A exceção é o cachorro, que foi capaz de adotar uma estratégia de
sobrevivência exemplar, entregando seu destino ao pior inimigo.
Provavelmente o homem primitivo domesticou o cachorro para
aproveitar sua capacidade de vigilância, do mesmo modo que
domesticou as vacas para obter leite e os cavalos para o transporte.

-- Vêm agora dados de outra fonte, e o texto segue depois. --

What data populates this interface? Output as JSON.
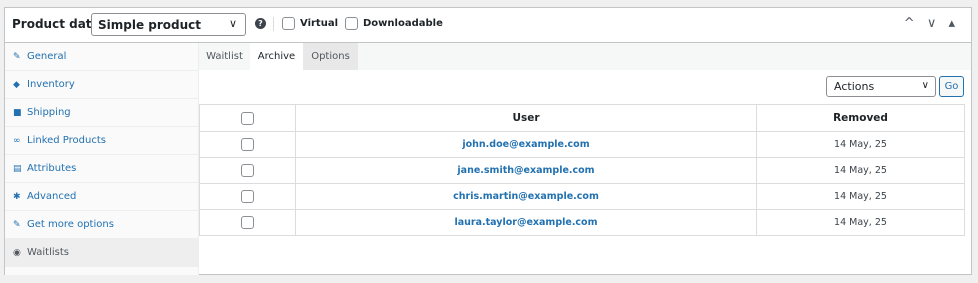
{
  "header": {
    "title": "Product data —",
    "product_type": "Simple product",
    "help": "?",
    "virtual_label": "Virtual",
    "downloadable_label": "Downloadable",
    "controls": "^ ∨ ▴"
  },
  "sidebar": {
    "items": [
      {
        "label": "General",
        "icon": "wrench-icon",
        "glyph": "✎"
      },
      {
        "label": "Inventory",
        "icon": "tag-icon",
        "glyph": "◆"
      },
      {
        "label": "Shipping",
        "icon": "truck-icon",
        "glyph": "■"
      },
      {
        "label": "Linked Products",
        "icon": "link-icon",
        "glyph": "∞"
      },
      {
        "label": "Attributes",
        "icon": "list-icon",
        "glyph": "▤"
      },
      {
        "label": "Advanced",
        "icon": "gear-icon",
        "glyph": "✱"
      },
      {
        "label": "Get more options",
        "icon": "plugin-icon",
        "glyph": "✎"
      },
      {
        "label": "Waitlists",
        "icon": "waitlist-icon",
        "glyph": "◉"
      }
    ]
  },
  "tabs": {
    "waitlist": "Waitlist",
    "archive": "Archive",
    "options": "Options"
  },
  "bulk": {
    "selected": "Actions",
    "go": "Go"
  },
  "table": {
    "headers": {
      "user": "User",
      "removed": "Removed"
    },
    "rows": [
      {
        "user": "john.doe@example.com",
        "removed": "14 May, 25"
      },
      {
        "user": "jane.smith@example.com",
        "removed": "14 May, 25"
      },
      {
        "user": "chris.martin@example.com",
        "removed": "14 May, 25"
      },
      {
        "user": "laura.taylor@example.com",
        "removed": "14 May, 25"
      }
    ]
  }
}
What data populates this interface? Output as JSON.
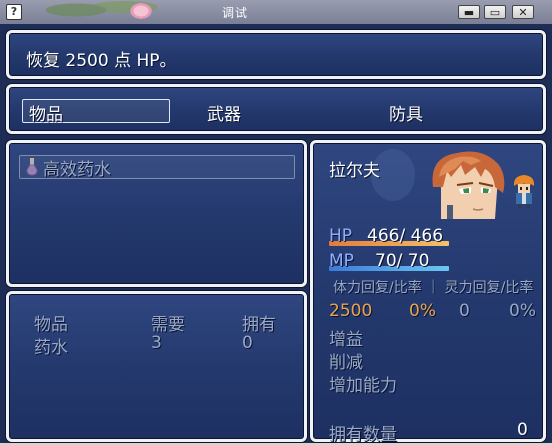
{
  "window": {
    "icon_glyph": "?",
    "title": "调试",
    "minimize": "▬",
    "maximize": "▭",
    "close": "✕"
  },
  "help": {
    "text": "恢复 2500 点 HP。"
  },
  "categories": {
    "items": "物品",
    "weapons": "武器",
    "armor": "防具",
    "selected": "物品"
  },
  "item_list": [
    {
      "name": "高效药水",
      "icon": "potion-icon",
      "enabled": false
    }
  ],
  "materials": {
    "headers": {
      "item": "物品",
      "required": "需要",
      "owned": "拥有"
    },
    "rows": [
      {
        "item": "药水",
        "required": "3",
        "owned": "0"
      }
    ]
  },
  "status": {
    "name": "拉尔夫",
    "hp_label": "HP",
    "hp_value": "466/ 466",
    "hp_fraction": 1.0,
    "mp_label": "MP",
    "mp_value": "70/ 70",
    "mp_fraction": 1.0,
    "regen_header": "体力回复/比率 ｜ 灵力回复/比率",
    "hp_regen": "2500",
    "hp_regen_rate": "0%",
    "mp_regen": "0",
    "mp_regen_rate": "0%",
    "buffs_label": "增益",
    "debuffs_label": "削减",
    "params_label": "增加能力",
    "owned_label": "拥有数量",
    "owned_value": "0"
  },
  "colors": {
    "window_bg": "#23386c",
    "window_border": "#f0f2f6",
    "highlight_orange": "#e8a450",
    "dim_text": "#98a8c8"
  }
}
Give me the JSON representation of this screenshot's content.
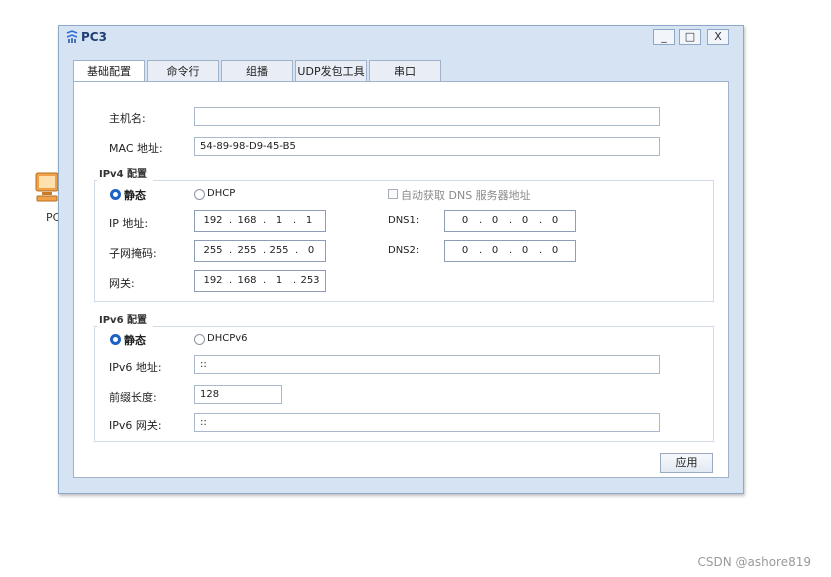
{
  "window": {
    "title": "PC3",
    "minimize_label": "_",
    "maximize_label": "□",
    "close_label": "X"
  },
  "background": {
    "pc_label": "PC"
  },
  "tabs": [
    {
      "label": "基础配置",
      "active": true
    },
    {
      "label": "命令行"
    },
    {
      "label": "组播"
    },
    {
      "label": "UDP发包工具"
    },
    {
      "label": "串口"
    }
  ],
  "basic": {
    "hostname_label": "主机名:",
    "hostname_value": "",
    "mac_label": "MAC 地址:",
    "mac_value": "54-89-98-D9-45-B5"
  },
  "ipv4": {
    "group_title": "IPv4 配置",
    "static_label": "静态",
    "dhcp_label": "DHCP",
    "auto_dns_label": "自动获取 DNS 服务器地址",
    "ip_label": "IP 地址:",
    "ip": [
      "192",
      "168",
      "1",
      "1"
    ],
    "mask_label": "子网掩码:",
    "mask": [
      "255",
      "255",
      "255",
      "0"
    ],
    "gateway_label": "网关:",
    "gateway": [
      "192",
      "168",
      "1",
      "253"
    ],
    "dns1_label": "DNS1:",
    "dns1": [
      "0",
      "0",
      "0",
      "0"
    ],
    "dns2_label": "DNS2:",
    "dns2": [
      "0",
      "0",
      "0",
      "0"
    ]
  },
  "ipv6": {
    "group_title": "IPv6 配置",
    "static_label": "静态",
    "dhcp_label": "DHCPv6",
    "addr_label": "IPv6 地址:",
    "addr_value": "::",
    "prefix_label": "前缀长度:",
    "prefix_value": "128",
    "gateway_label": "IPv6 网关:",
    "gateway_value": "::"
  },
  "apply_label": "应用",
  "watermark": "CSDN @ashore819"
}
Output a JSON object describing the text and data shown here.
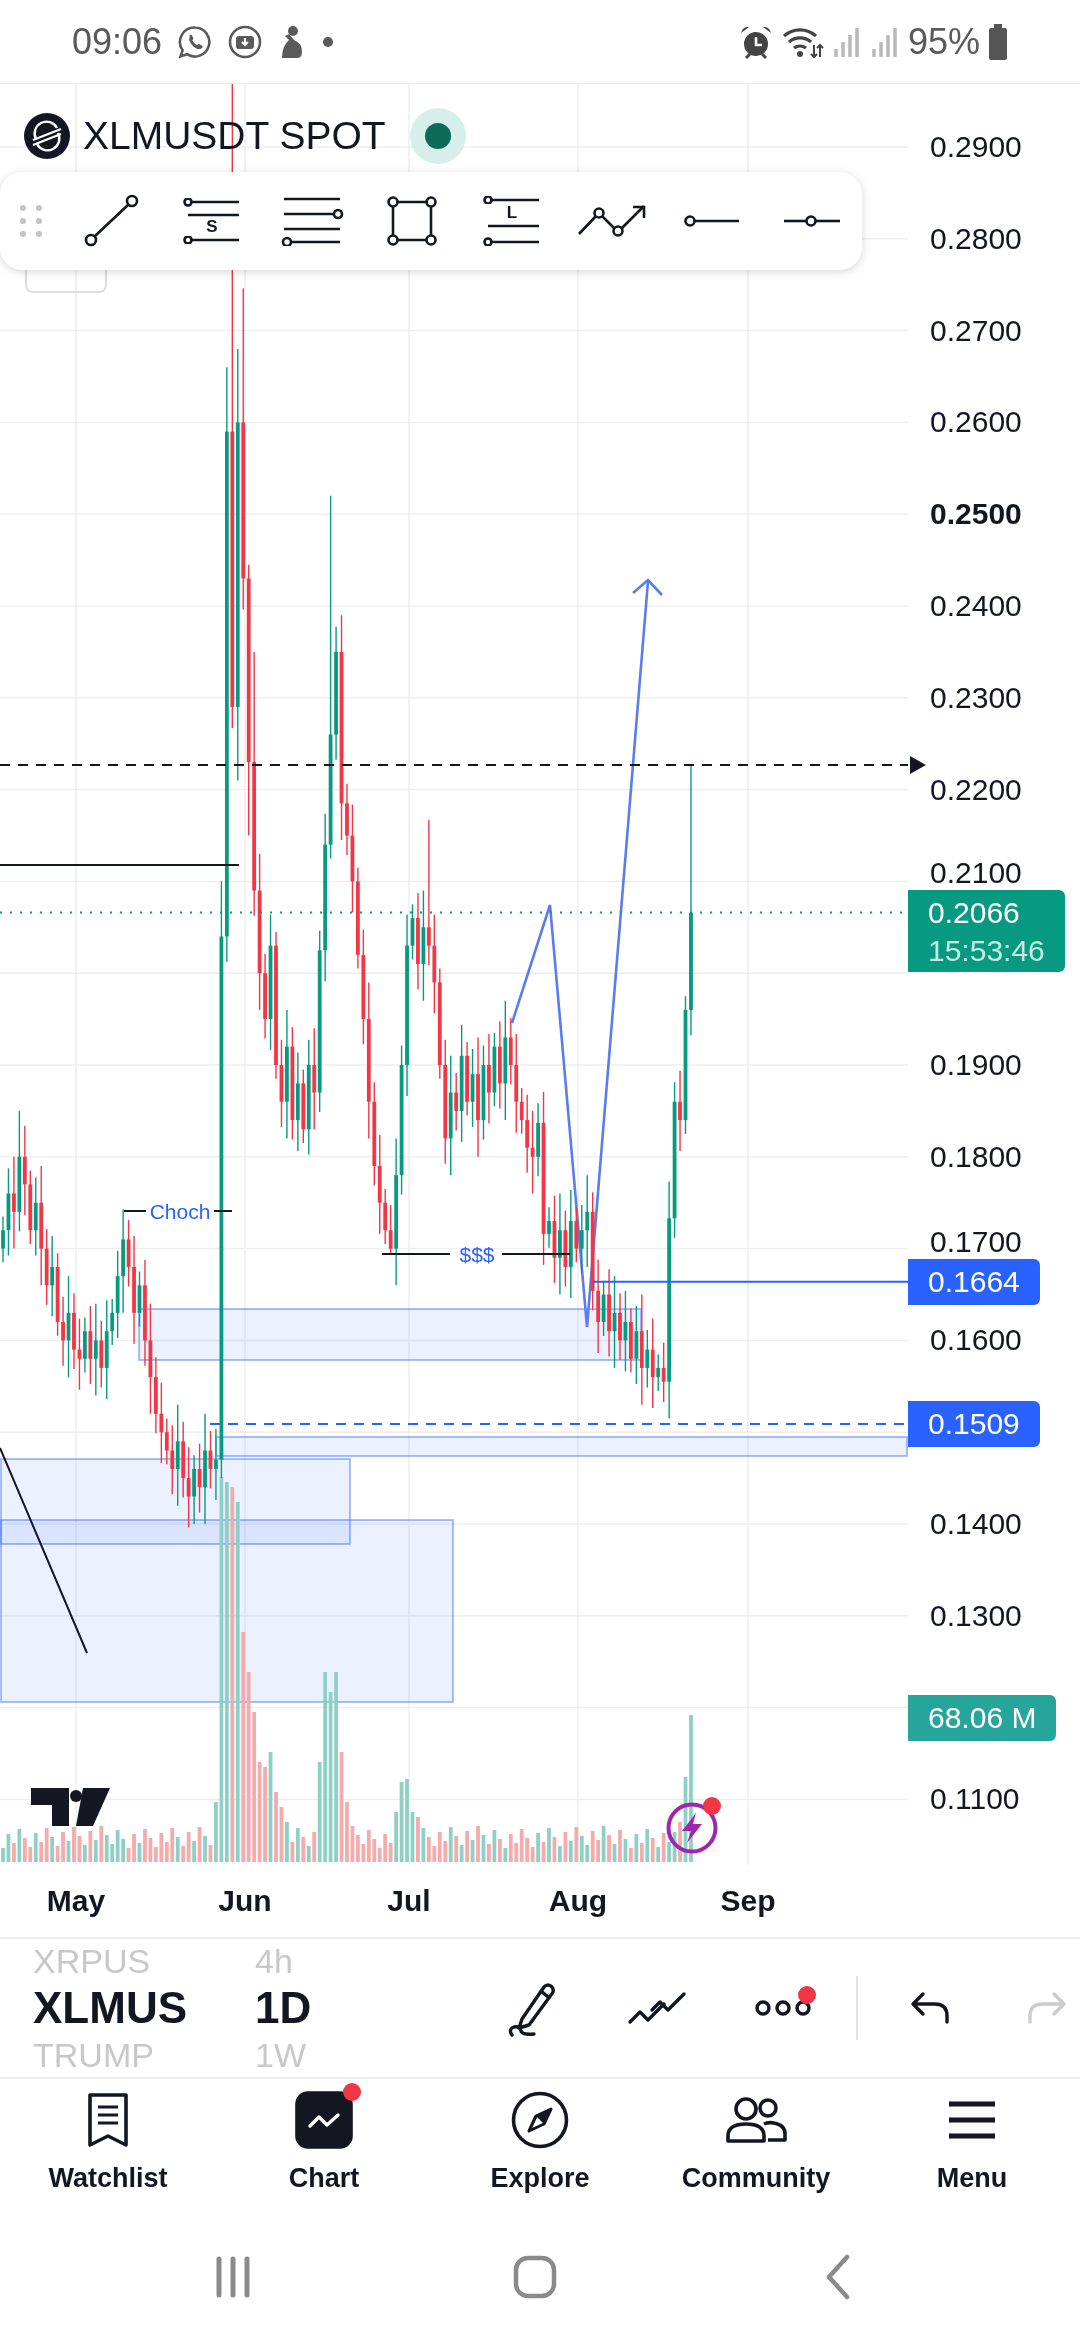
{
  "status_bar": {
    "time": "09:06",
    "battery": "95%"
  },
  "legend": {
    "symbol": "XLMUSDT SPOT",
    "market_open": true
  },
  "drawing_toolbar": {
    "tools": [
      {
        "kind": "trend_line"
      },
      {
        "kind": "short_position",
        "letter": "S"
      },
      {
        "kind": "parallel_lines"
      },
      {
        "kind": "rectangle"
      },
      {
        "kind": "long_position",
        "letter": "L"
      },
      {
        "kind": "path"
      },
      {
        "kind": "ray"
      },
      {
        "kind": "horizontal_line"
      }
    ]
  },
  "chart": {
    "price_axis": [
      {
        "label": "0.2900",
        "major": false
      },
      {
        "label": "0.2800",
        "major": false
      },
      {
        "label": "0.2700",
        "major": false
      },
      {
        "label": "0.2600",
        "major": false
      },
      {
        "label": "0.2500",
        "major": true
      },
      {
        "label": "0.2400",
        "major": false
      },
      {
        "label": "0.2300",
        "major": false
      },
      {
        "label": "0.2200",
        "major": false
      },
      {
        "label": "0.2100",
        "major": false
      },
      {
        "label": "0.1900",
        "major": false
      },
      {
        "label": "0.1800",
        "major": false
      },
      {
        "label": "0.1700",
        "major": false
      },
      {
        "label": "0.1600",
        "major": false
      },
      {
        "label": "0.1400",
        "major": false
      },
      {
        "label": "0.1300",
        "major": false
      },
      {
        "label": "0.1100",
        "major": false
      }
    ],
    "price_tags": [
      {
        "kind": "last_price",
        "value": "0.2066",
        "countdown": "15:53:46"
      },
      {
        "kind": "line",
        "value": "0.1664"
      },
      {
        "kind": "line",
        "value": "0.1509"
      },
      {
        "kind": "volume",
        "value": "68.06 M"
      }
    ],
    "annotations": [
      "Choch",
      "$$$"
    ],
    "time_axis": [
      "May",
      "Jun",
      "Jul",
      "Aug",
      "Sep"
    ]
  },
  "symbol_picker": [
    {
      "symbol": "XRPUS",
      "interval": "4h",
      "selected": false
    },
    {
      "symbol": "XLMUS",
      "interval": "1D",
      "selected": true
    },
    {
      "symbol": "TRUMP",
      "interval": "1W",
      "selected": false
    }
  ],
  "chart_tools": [
    {
      "kind": "draw",
      "badge": false,
      "disabled": false
    },
    {
      "kind": "drawings",
      "badge": false,
      "disabled": false
    },
    {
      "kind": "more",
      "badge": true,
      "disabled": false
    },
    {
      "kind": "undo",
      "badge": false,
      "disabled": false
    },
    {
      "kind": "redo",
      "badge": false,
      "disabled": true
    }
  ],
  "nav": [
    {
      "kind": "watchlist",
      "label": "Watchlist",
      "selected": false,
      "badge": false
    },
    {
      "kind": "chart",
      "label": "Chart",
      "selected": true,
      "badge": true
    },
    {
      "kind": "explore",
      "label": "Explore",
      "selected": false,
      "badge": false
    },
    {
      "kind": "community",
      "label": "Community",
      "selected": false,
      "badge": false
    },
    {
      "kind": "menu",
      "label": "Menu",
      "selected": false,
      "badge": false
    }
  ]
}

Mas ao contrário desses animais, o cachorro teve a 'astúcia' de
desenvolver uma relação direta com nossa capacidade de criar laços
afetivos. Talvez isso tenha ocorrido por causa do olhar meigo ou da
capacidade de balançar o rabo. Não importa, o fato é que esse foi
provavelmente o animal que melhor explorou essa característica
humana.
ADAPTAÇÃO OPORTUNA
Com o passar dos anos a função dos cães como guardas perdeu
importância e eles corriam o risco de ter sua população reduzida,
como ocorreu com os cavalos com o surgimento do automóvel. Mas
sua conexão direta com o afeto humano tem garantido o contínuo
crescimento da espécie. Nos países desenvolvidos, o homem criou e
sustenta uma indústria de bilhões de dólares para suprir esses animais
com comidas especiais, roupas, tratamento veterinário, hotelaria e até
tratamento psicológico. Tamanha é a relação de parasitismo dessa
espécie com nossa capacidade de dar afeto que nos países pobres,
onde humanos passam fome, os cães competem com as crianças por
comida. São poucas as sociedades em que esses animais são
sacrificados para servirem de alimento.
Mas para conquistar o privilégio de serem sustentados e protegidos
pela espécie mais poderosa do planeta, eles tiveram de abrir mão de
muitos privilégios, inclusive sua liberdade reprodutiva: muitas raças
entregaram aos seus protetores a liberdade de escolher seus parceiros
sexuais. O domínio que esses parasitas exercem sobre o sistema
amoroso de seus hospedeiros é de tal ordem que a maioria dos
humanos realmente acredita que ama seus cães. É impressionante o
sucesso da estratégia evolutiva dessa espécie, talvez o único caso em
que um parasita controla a mente de seu hospedeiro. Reconhecer esse
fato só faz aumentar minha admiração pelos cães.